Ref Table 33-1. Absolute Maximum Ratings Atmel-2545W-ATmega48/V / 88/V / 168/V_Datasheet_Complete-11/2016

If this (Vin exceed Abs Max) is exceeded then SCR latchup may occur and if exceeded by 0.1V latchup WILL occur with the inherent buried substrate of the CMOS device like an SCR inside affected creating a low ohm short circuit across Vss each which can be absorb heat and burn up recoverable only in a brief time by power cycling.

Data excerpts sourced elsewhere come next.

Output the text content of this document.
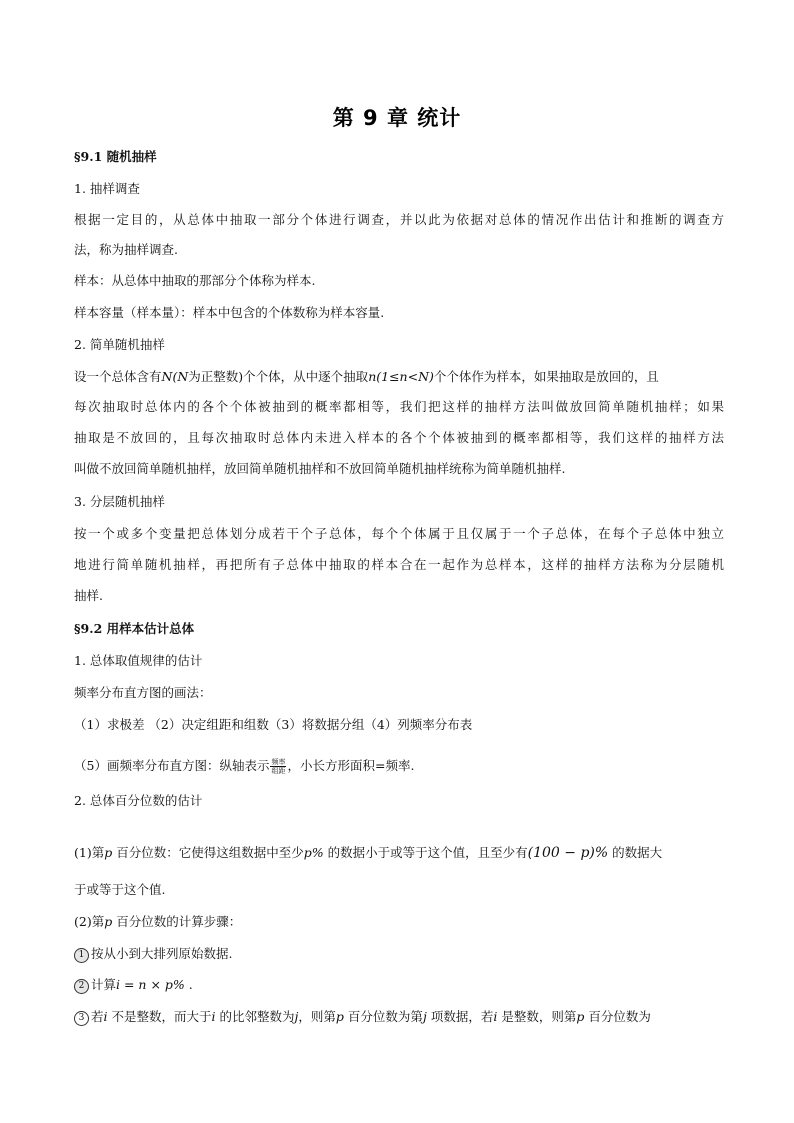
第 9 章 统计
§9.1 随机抽样
1. 抽样调查
根据一定目的，从总体中抽取一部分个体进行调查，并以此为依据对总体的情况作出估计和推断的调查方
法，称为抽样调查.
样本：从总体中抽取的那部分个体称为样本.
样本容量（样本量）：样本中包含的个体数称为样本容量.
2. 简单随机抽样
设一个总体含有N(N为正整数)个个体，从中逐个抽取n(1≤n<N)个个体作为样本，如果抽取是放回的，且
每次抽取时总体内的各个个体被抽到的概率都相等，我们把这样的抽样方法叫做放回简单随机抽样；如果
抽取是不放回的，且每次抽取时总体内未进入样本的各个个体被抽到的概率都相等，我们这样的抽样方法
叫做不放回简单随机抽样，放回简单随机抽样和不放回简单随机抽样统称为简单随机抽样.
3. 分层随机抽样
按一个或多个变量把总体划分成若干个子总体，每个个体属于且仅属于一个子总体，在每个子总体中独立
地进行简单随机抽样，再把所有子总体中抽取的样本合在一起作为总样本，这样的抽样方法称为分层随机
抽样.
§9.2 用样本估计总体
1. 总体取值规律的估计
频率分布直方图的画法：
（1）求极差 （2）决定组距和组数（3）将数据分组（4）列频率分布表
（5）画频率分布直方图：纵轴表示 $\frac{\text{频率}}{\text{组距}}$ ，小长方形面积=频率.
2. 总体百分位数的估计
(1)第p 百分位数：它使得这组数据中至少p% 的数据小于或等于这个值，且至少有(100 − p)% 的数据大
于或等于这个值.
(2)第p 百分位数的计算步骤：
1 按从小到大排列原始数据.
2 计算i = n × p% .
3 若i 不是整数，而大于i 的比邻整数为j，则第p 百分位数为第j 项数据，若i 是整数，则第p 百分位数为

So PWM input must always be less than Vss by ensuring Vss is stable.
7~12V is only for a 5V LDO.

Misc. Info.
Operating Voltage:
2.7 - 5.5V for ATmega48/88/168
1.8 - 5.5V for ATmega48V/88V/168V

Table 33-2. Common DC characteristics Ta = -40°C to 85°C, V CC = 1.8V to 5.5V
Vol =0.9V max @ 20mA ... RdsOn("0")=45 Ohms max (25 typ)
Voh=4.2V min @20mA @5V ...RdsOn("1")= 0.8V/20mA =40 Ohms max ( 25 typ)

I call this RdsOn "ESR" and this rises as Vgs is lowered with Vss. which is useful for computing LED load currents with appropriate Rs added if Vss > Vf.